Ms. Gunst, who has written more than a dozen cookbooks, said in an interview, “I was aware of the hashtag rage baking. I was aware of the hashtag ‘rage baker,’ ‘feminist baker’ — there are quite a few women on social media who are bakers and activists. I was absolutely aware of her.”
So why was Ms. Jones excluded?
Ms. Gunst and Ms. Alford, who is a former executive at the Food Network, said they reached out to prominent personalities such as Betty Fussell, Vallery Lomas, Carla Hall and Julia Turshen. In part because Ms. Jones wasn’t well known in the food-media realm, she was not approached.
“I don’t see how they’re breaking barriers and uplifting women’s voices,” Ms. Jones said on Friday. “If they’re celebrating this larger cultural movement, why not celebrate the people who are doing the work? Why is it all people who have platforms, and who are established, and not a mix?”
Rebecca Traister, a journalist who contributed an excerpt from her book “Good and Mad: The Revolutionary Power of Women’s Anger,” said she found Ms. Jones’s case persuasive.
“That the authors were aware of her work but did not acknowledge it, or seek to work with her, obviously made me angry,” said Ms. Traister, who has asked the authors to remove her essay from future editions of the book.

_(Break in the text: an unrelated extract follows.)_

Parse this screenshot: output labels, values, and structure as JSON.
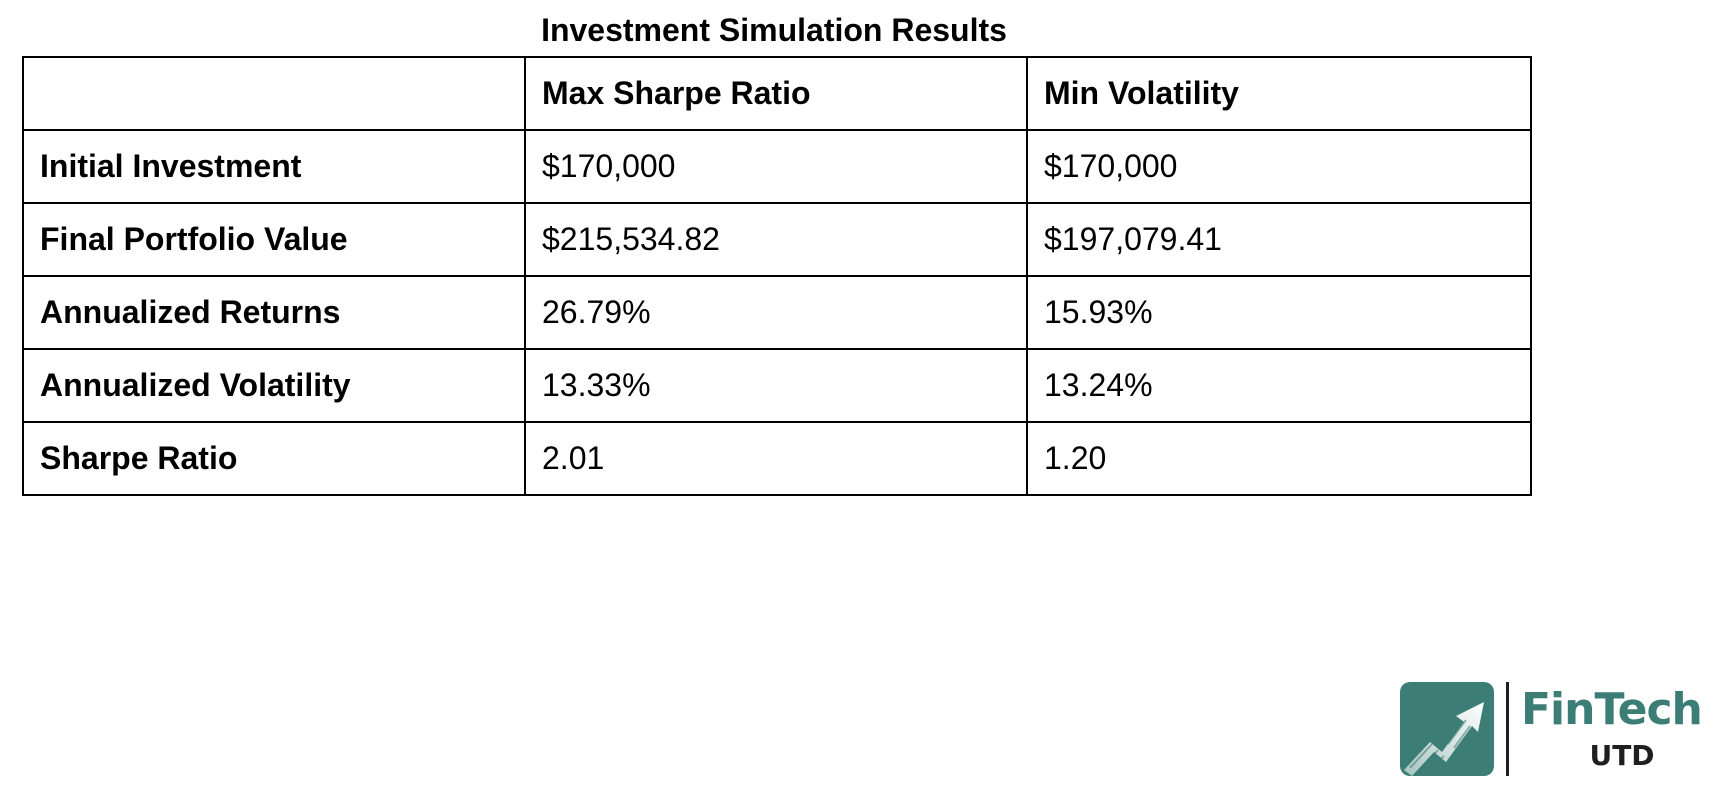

Preeti Mistry, a chef who contributed a recipe to the book, said the issue is not whether or not Ms. Jones invented the term. (Ms. Jones is the first to note that it was used by bakers before her.)
“That’s totally not the point,” said Ms. Mistry. “There’s a larger issue of women of color, but specifically black women in America, being undervalued and overshadowed by white women who take up the brilliant things that black women create and get to profit or get famous from it.”
When Ms. Alford and Ms. Gunst first approached the writer Osayi Endolyn to contribute to “Rage Baking,” Ms. Endolyn wasn’t so sure. But when she saw that writers she admired had signed on to the project — including the prominent black author and teacher Jessica B. Harris — she reconsidered.
Ms. Endolyn, who wrote an essay about her mother and grandmother’s letter-writing, knew that the conversation over appropriation was crucial, but also worried that it obscured the work of women of color who had in fact been essential to the cookbook, including the book’s photographer, Jerrelle Guy.
Ms. Endolyn hoped Ms. Jones would be given credit and a bigger platform, but didn’t think the concept of rage baking should belong to anyone.
“You can’t steal something from someone if they don’t own it,” she said. “I’m happy to have my work continue to be part of the book.”
The first print run of “Rage Baking” was about 10,000 copies, and the authors hope to update the next edition with a contribution from Ms. Jones — if she’s interested.
“Do we wish we’d come to this earlier? Yes, of course,” said Ms. Gunst.